GCN and mixed wavefronts

ACEs are microcode programmable right? AMD has preprogrammed scheduling modes/routines, so I'm assuming the context switching is a sort of last recourse in general cases, otherwise used when preempting for time critical kernels?
The ACEs are not, but the HWS are. The (original) ACEs used to be hardwired to fetch and decode up to 8 PM4 command streams each. (The predecessor of the ACEs used in the console APUs only have access to one stream each.)

The fetch, decoding and queue scheduling is now offloaded to the dual-threaded HWS processor, which is programmable. The 4 remaining ACEs themselves now only handle the actual dispatch (single internal queue per ACE, and a dispatch rate of two threadgroups per cycle), while the HWS handles fetch, decode and scheduling. How the HWS distributes the workload to the ACEs is also subject to the firmware.

Depending on the generation of the HWS, the size of the microcode varies.
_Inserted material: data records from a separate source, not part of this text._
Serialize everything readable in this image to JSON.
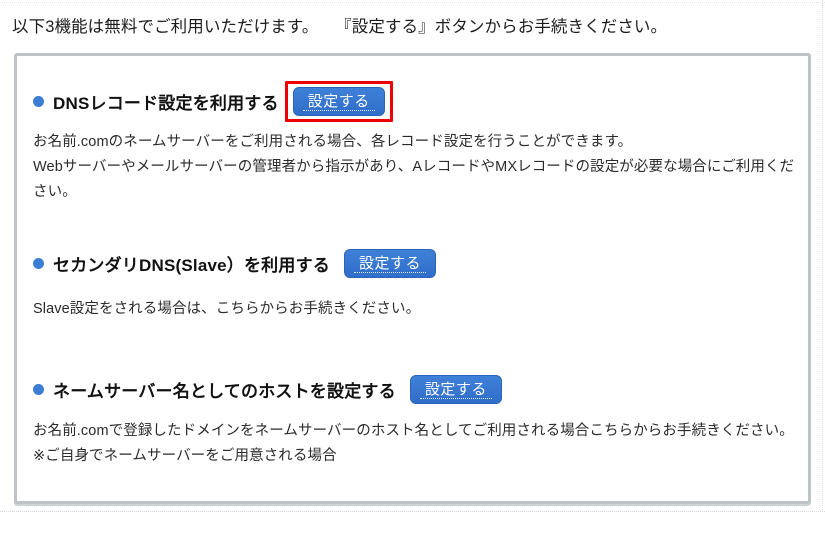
{
  "intro": {
    "text": "以下3機能は無料でご利用いただけます。　　『設定する』ボタンからお手続きください。"
  },
  "panel": {
    "sections": [
      {
        "bullet_icon": "bullet-circle-icon",
        "title": "DNSレコード設定を利用する",
        "button_label": "設定する",
        "highlighted": true,
        "body": "お名前.comのネームサーバーをご利用される場合、各レコード設定を行うことができます。\nWebサーバーやメールサーバーの管理者から指示があり、AレコードやMXレコードの設定が必要な場合にご利用ください。"
      },
      {
        "bullet_icon": "bullet-circle-icon",
        "title": "セカンダリDNS(Slave）を利用する",
        "button_label": "設定する",
        "highlighted": false,
        "body": "Slave設定をされる場合は、こちらからお手続きください。"
      },
      {
        "bullet_icon": "bullet-circle-icon",
        "title": "ネームサーバー名としてのホストを設定する",
        "button_label": "設定する",
        "highlighted": false,
        "body": "お名前.comで登録したドメインをネームサーバーのホスト名としてご利用される場合こちらからお手続きください。\n※ご自身でネームサーバーをご用意される場合"
      }
    ]
  },
  "colors": {
    "button_blue": "#3577d2",
    "bullet_blue": "#3b7fd4",
    "highlight_red": "#ee0000",
    "panel_border_gray": "#bfc2c7"
  }
}
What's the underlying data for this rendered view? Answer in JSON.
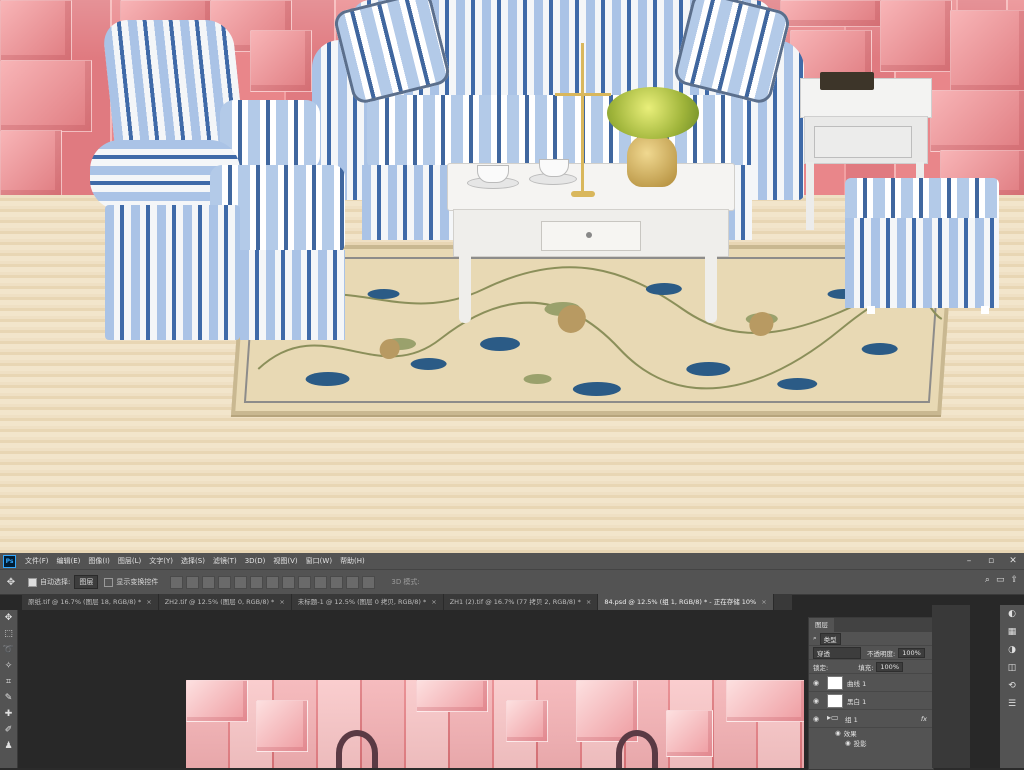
{
  "app": {
    "name": "Photoshop",
    "logo_text": "Ps"
  },
  "menu": [
    "文件(F)",
    "编辑(E)",
    "图像(I)",
    "图层(L)",
    "文字(Y)",
    "选择(S)",
    "滤镜(T)",
    "3D(D)",
    "视图(V)",
    "窗口(W)",
    "帮助(H)"
  ],
  "options": {
    "auto_select_label": "自动选择:",
    "auto_select_value": "图层",
    "transform_label": "显示变换控件",
    "mode_3d": "3D 模式:"
  },
  "tabs": [
    {
      "label": "原纸.tif @ 16.7% (图层 18, RGB/8) *",
      "active": false
    },
    {
      "label": "ZH2.tif @ 12.5% (图层 0, RGB/8) *",
      "active": false
    },
    {
      "label": "未标题-1 @ 12.5% (图层 0 拷贝, RGB/8) *",
      "active": false
    },
    {
      "label": "ZH1 (2).tif @ 16.7% (77 拷贝 2, RGB/8) *",
      "active": false
    },
    {
      "label": "84.psd @ 12.5% (组 1, RGB/8) * - 正在存储 10%",
      "active": true
    }
  ],
  "layers_panel": {
    "tab": "图层",
    "filter_kind": "类型",
    "blend_mode": "穿透",
    "opacity_label": "不透明度:",
    "opacity_value": "100%",
    "lock_label": "锁定:",
    "fill_label": "填充:",
    "fill_value": "100%",
    "layers": [
      {
        "name": "曲线 1",
        "type": "adjustment"
      },
      {
        "name": "黑白 1",
        "type": "adjustment"
      },
      {
        "name": "组 1",
        "type": "group",
        "fx": "fx"
      }
    ],
    "effects": [
      "效果",
      "投影"
    ]
  },
  "colors": {
    "wall_pink": "#e98a8e",
    "floor": "#efe0c4",
    "stripe_blue": "#3f6aa8",
    "stripe_light": "#aac3e6",
    "ps_dark": "#282828",
    "ps_panel": "#535353"
  }
}
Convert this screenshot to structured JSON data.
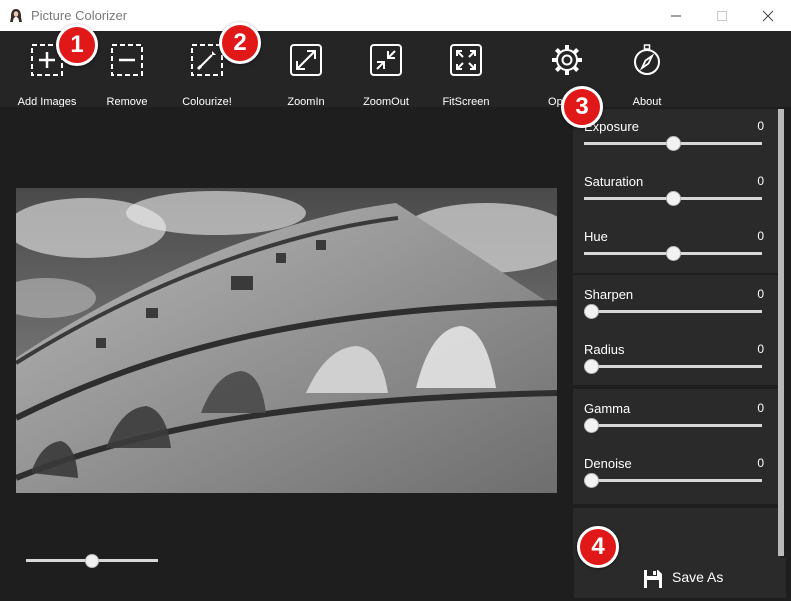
{
  "window": {
    "title": "Picture Colorizer",
    "controls": {
      "minimize": "minimize-icon",
      "maximize": "maximize-icon",
      "close": "close-icon"
    }
  },
  "toolbar": {
    "items": [
      {
        "label": "Add Images",
        "icon": "add-icon"
      },
      {
        "label": "Remove",
        "icon": "remove-icon"
      },
      {
        "label": "Colourize!",
        "icon": "magic-wand-icon"
      },
      {
        "label": "ZoomIn",
        "icon": "zoom-in-icon"
      },
      {
        "label": "ZoomOut",
        "icon": "zoom-out-icon"
      },
      {
        "label": "FitScreen",
        "icon": "fit-screen-icon"
      },
      {
        "label": "Options",
        "icon": "gear-icon"
      },
      {
        "label": "About",
        "icon": "compass-icon"
      }
    ]
  },
  "canvas": {
    "zoom_level": 0.5
  },
  "adjustments": {
    "exposure": {
      "label": "Exposure",
      "value": "0",
      "position": 0.5
    },
    "saturation": {
      "label": "Saturation",
      "value": "0",
      "position": 0.5
    },
    "hue": {
      "label": "Hue",
      "value": "0",
      "position": 0.5
    },
    "sharpen": {
      "label": "Sharpen",
      "value": "0",
      "position": 0
    },
    "radius": {
      "label": "Radius",
      "value": "0",
      "position": 0
    },
    "gamma": {
      "label": "Gamma",
      "value": "0",
      "position": 0
    },
    "denoise": {
      "label": "Denoise",
      "value": "0",
      "position": 0
    }
  },
  "save": {
    "label": "Save As",
    "icon": "floppy-disk-icon"
  },
  "badges": [
    "1",
    "2",
    "3",
    "4"
  ],
  "colors": {
    "badge": "#e01818",
    "toolbar": "#252526",
    "background": "#1e1e1e",
    "panel_group": "#2a2a2b"
  }
}
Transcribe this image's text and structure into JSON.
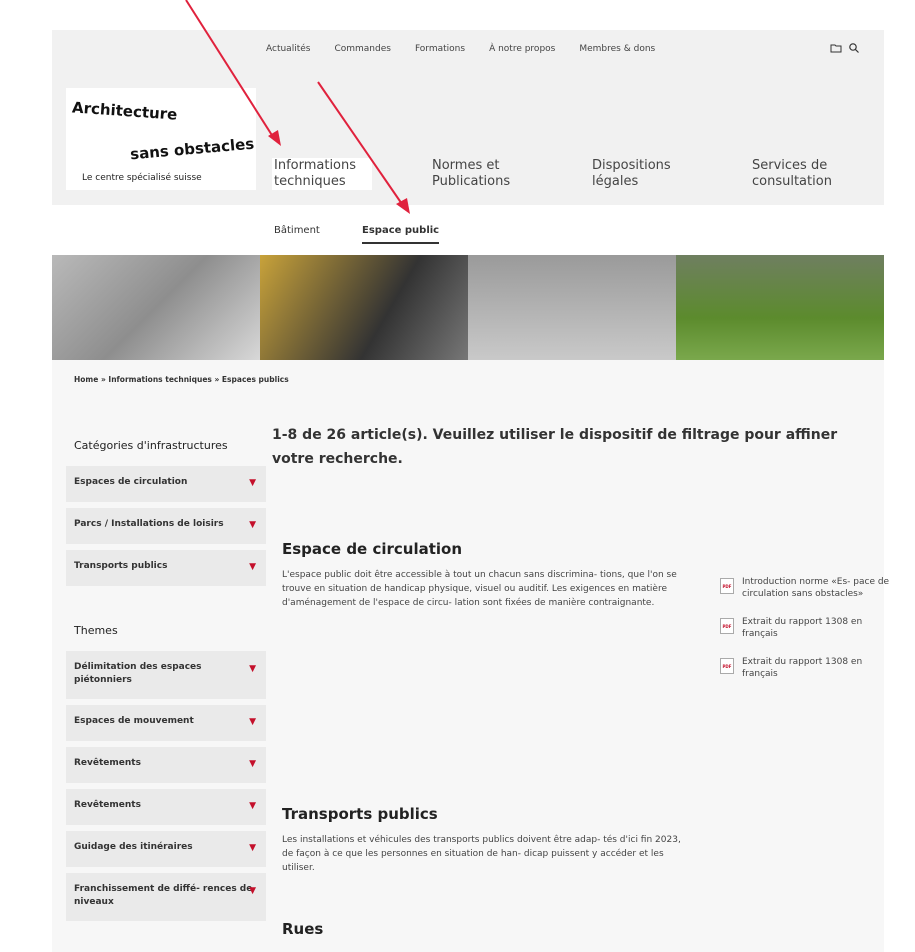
{
  "topnav": [
    "Actualités",
    "Commandes",
    "Formations",
    "À notre propos",
    "Membres & dons"
  ],
  "logo": {
    "line1": "Architecture",
    "line2": "sans obstacles",
    "tagline": "Le centre spécialisé suisse"
  },
  "mainnav": [
    {
      "label": "Informations techniques",
      "active": true
    },
    {
      "label": "Normes et Publications",
      "active": false
    },
    {
      "label": "Dispositions légales",
      "active": false
    },
    {
      "label": "Services de consultation",
      "active": false
    }
  ],
  "subnav": [
    {
      "label": "Bâtiment",
      "active": false
    },
    {
      "label": "Espace public",
      "active": true
    }
  ],
  "breadcrumb": "Home » Informations techniques » Espaces publics",
  "sidebar": {
    "categories_title": "Catégories d'infrastructures",
    "categories": [
      "Espaces de circulation",
      "Parcs / Installations de loisirs",
      "Transports publics"
    ],
    "themes_title": "Themes",
    "themes": [
      "Délimitation des espaces piétonniers",
      "Espaces de mouvement",
      "Revêtements",
      "Revêtements",
      "Guidage des itinéraires",
      "Franchissement de diffé- rences de niveaux"
    ]
  },
  "summary": "1-8 de 26 article(s). Veuillez utiliser le dispositif de filtrage pour affiner votre recherche.",
  "sections": [
    {
      "title": "Espace de circulation",
      "body": "L'espace public doit être accessible à tout un chacun sans discrimina- tions, que l'on se trouve en situation de handicap physique, visuel ou auditif. Les exigences en matière d'aménagement de l'espace de circu- lation sont fixées de manière contraignante."
    },
    {
      "title": "Transports publics",
      "body": "Les installations et véhicules des transports publics doivent être adap- tés d'ici fin 2023, de façon à ce que les personnes en situation de han- dicap puissent y accéder et les utiliser."
    },
    {
      "title": "Rues",
      "body": ""
    }
  ],
  "documents": [
    "Introduction norme «Es- pace de circulation sans obstacles»",
    "Extrait du rapport 1308 en français",
    "Extrait du rapport 1308 en français"
  ],
  "pdf_label": "PDF",
  "colors": {
    "accent": "#c4102b",
    "arrow": "#e0223d"
  }
}
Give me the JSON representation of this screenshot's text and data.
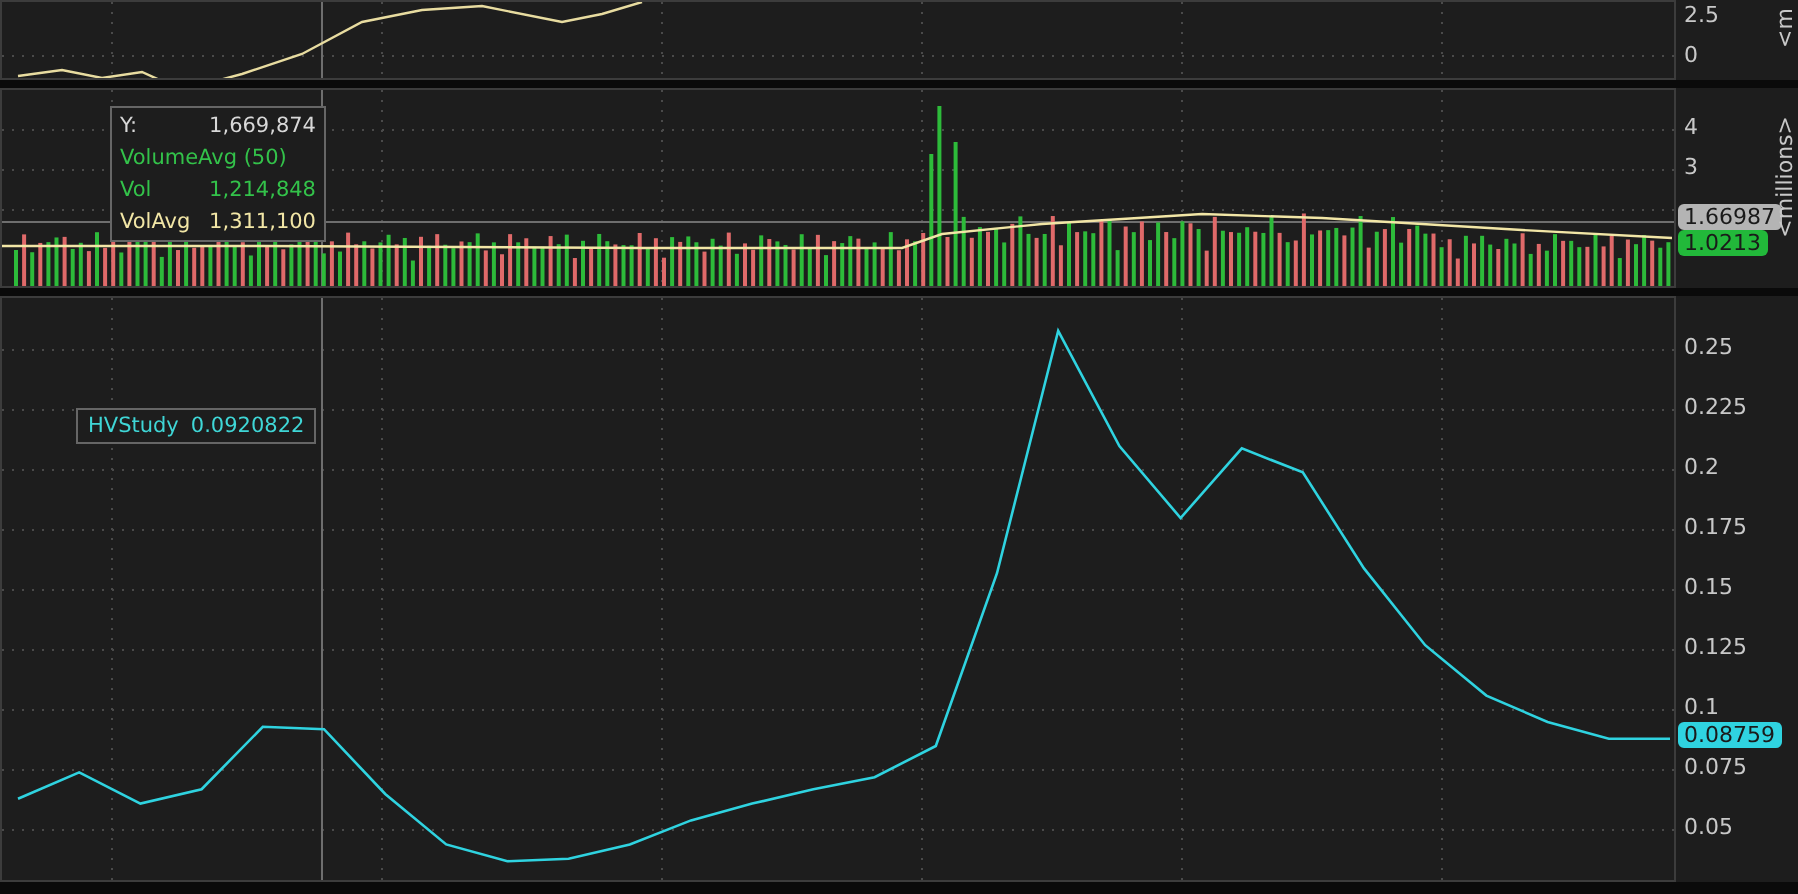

I think the APUs had a rather large one to begin with, but the first generation on dedicated GPUs was lacking in these terms. This results in different capabilities to handle either more different buffer formats (it's no longer limited to PM4), or to execute more complex scheduling algorithms.

So prior to the introduction of the HWS, you actually needed at least 8 command queues to achieve full dispatch rate by utilizing all 8 ACEs - since the introduction of the HWS you no longer do. The 4 ACEs together with the dual-threaded HWS processor can reach full dispatch rate even with only a single command queue.

How the ACEs themselve dispatch the wavefronts to the CUs is also configurable by software. AFAIK, it supports two different modes: Either schedule round-robin to all vacant CUs first, or fill each single CU to the top before passing on. I don't know which mode is used per default on which platform, or which APIs even expose this toggle.
 
Last edited:
ACEs won't really perform a context switch to my understanding. They simply stall and a different ACE takes priority. That's what the HWS would handle to my understanding. They should be able to switch, but more streams than ACEs would be required to consider it.

So here's a fun question. On GCN with a HWS does the programmer explicitly have to handle complementary pairings? I'm assuming Pascal could do something similar in software, but relies on accurately predicting the results?

The async shaders whitepaper is pretty persistent about the fact that this scheme is enabled by fast context switching thanks to the ACEs, and I remember reading about each ACE having a buffer for swaps, but generally I speaking I completely understand where you're coming from when you say context switching isn't needed; effective scheduling will render this approach moot for the most part.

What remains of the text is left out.